Des stèles ont pu être réalisé ; elles représentent un empilement de couche de rebuts forestiers collectés dans la forêt de Biscarrosse. Objet singulier, il évoque l’essence même de la région, comme si elle était extraite directement du sol à l’image d’une carotte géologique. Chaque élément la constituant fait partie du sol du territoire landais, lui apportant cette dimension d’emblème, voir totémique par sa forme cylindrique rappelant l’image de la colonne architecturale.
Comment s’est clôturé cet atelier ?
L’exposition était la dernière étape de la méthodologie de création de géo(bio)-matière. La mise en espace des différents savoirs acquis pendant cette semaine est essentielle pour le partage des connaissances et la mise en lumière d’un patrimoine.
Nous avons été accueillis par la mairie de Biscarrosse dans un espace municipal d’exposition, la galerie de l’Orme. À l’occasion du Festival Nuits des Forêts, notre recherche a été présenté au public local pendant une journée. L’ensemble de la méthodologie y a été exposé, permettant ainsi de tracer un fil conducteur entre l’histoire des techniques et le patrimoine géologique, en passant par la recherche de nouvelles matières, illustrée par une table d’échantillons que le public pouvait toucher et appréhender. Enfin, les deux objets stèles, véritables figures centrales de l’atelier de recherche et de création, permettaient de se projeter dans le développement de cette matière à l’échelle de l’objet, mais aussi de l’architecture.

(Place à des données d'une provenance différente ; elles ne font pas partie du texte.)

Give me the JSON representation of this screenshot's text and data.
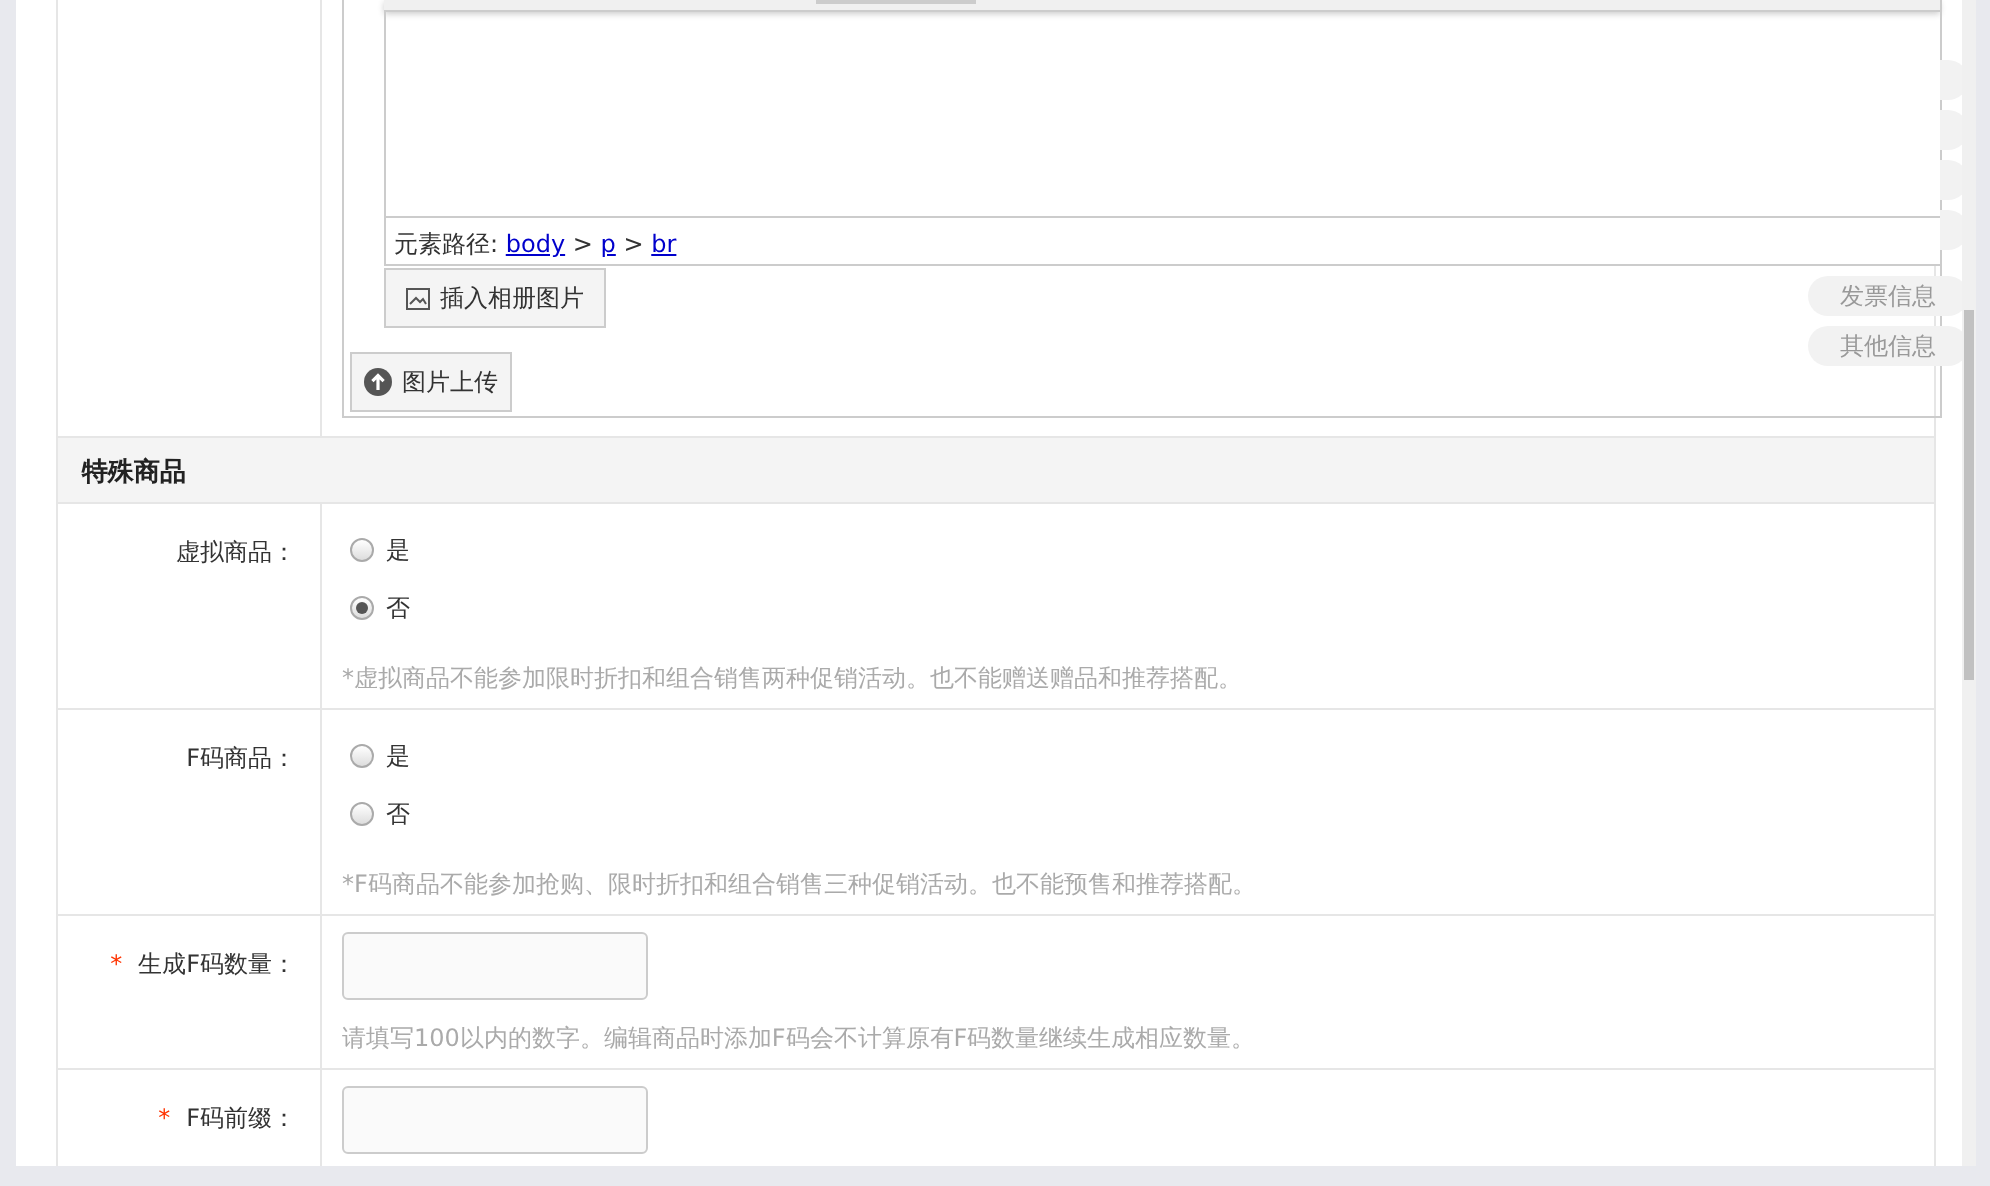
{
  "editor": {
    "path_label": "元素路径:",
    "path": [
      {
        "kind": "link",
        "text": "body"
      },
      {
        "kind": "sep",
        "text": ">"
      },
      {
        "kind": "link",
        "text": "p"
      },
      {
        "kind": "sep",
        "text": ">"
      },
      {
        "kind": "link",
        "text": "br"
      }
    ],
    "insert_album_button": "插入相册图片"
  },
  "upload_button": "图片上传",
  "side_nav": [
    {
      "kind": "covered"
    },
    {
      "kind": "covered"
    },
    {
      "kind": "covered"
    },
    {
      "kind": "covered"
    },
    {
      "kind": "tab",
      "label": "发票信息"
    },
    {
      "kind": "tab",
      "label": "其他信息"
    }
  ],
  "sections": [
    {
      "title": "特殊商品",
      "rows": [
        {
          "kind": "radio",
          "label": "虚拟商品：",
          "options": [
            {
              "label": "是",
              "selected": false
            },
            {
              "label": "否",
              "selected": true
            }
          ],
          "hint": "*虚拟商品不能参加限时折扣和组合销售两种促销活动。也不能赠送赠品和推荐搭配。"
        },
        {
          "kind": "radio",
          "label": "F码商品：",
          "options": [
            {
              "label": "是",
              "selected": false
            },
            {
              "label": "否",
              "selected": false
            }
          ],
          "hint": "*F码商品不能参加抢购、限时折扣和组合销售三种促销活动。也不能预售和推荐搭配。"
        },
        {
          "kind": "input",
          "required_mark": "*",
          "label": "生成F码数量：",
          "hint": "请填写100以内的数字。编辑商品时添加F码会不计算原有F码数量继续生成相应数量。"
        },
        {
          "kind": "input",
          "required_mark": "*",
          "label": "F码前缀："
        }
      ]
    }
  ]
}
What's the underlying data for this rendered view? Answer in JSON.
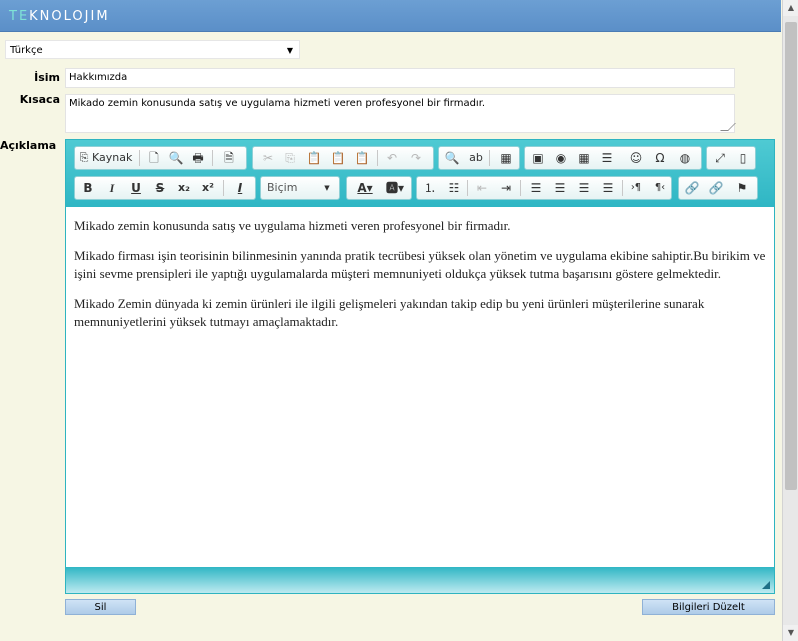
{
  "header": {
    "logo_prefix": "TE",
    "logo_rest": "KNOLOJIM"
  },
  "language": {
    "selected": "Türkçe"
  },
  "form": {
    "name_label": "İsim",
    "name_value": "Hakkımızda",
    "summary_label": "Kısaca",
    "summary_value": "Mikado zemin konusunda satış ve uygulama hizmeti veren profesyonel bir  firmadır.",
    "description_label": "Açıklama"
  },
  "editor": {
    "source_label": "Kaynak",
    "format_label": "Biçim",
    "paragraphs": [
      "Mikado zemin konusunda satış ve uygulama hizmeti veren profesyonel bir  firmadır.",
      "Mikado firması işin teorisinin bilinmesinin yanında pratik tecrübesi yüksek olan yönetim ve uygulama ekibine sahiptir.Bu birikim ve işini sevme prensipleri ile yaptığı uygulamalarda müşteri memnuniyeti oldukça yüksek tutma başarısını göstere gelmektedir.",
      "Mikado Zemin dünyada ki zemin ürünleri ile ilgili gelişmeleri yakından takip edip bu yeni ürünleri müşterilerine sunarak memnuniyetlerini yüksek tutmayı amaçlamaktadır."
    ]
  },
  "buttons": {
    "delete": "Sil",
    "update": "Bilgileri Düzelt"
  },
  "colors": {
    "header": "#5b8fc8",
    "editor_chrome": "#2fb6c4",
    "background": "#f6f6e4"
  }
}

Cette journée a mis en évidence la richesse théorique et pratique d’une méthodologie de design par le Faire afin de répondre aux problématiques environnementales et de valorisation du patrimoine par l’innovation matérielle. Les échantillons et objets stèles montrent des perspectives d’applications à de nouveaux espaces et nourrissent nos imaginaires référentiels.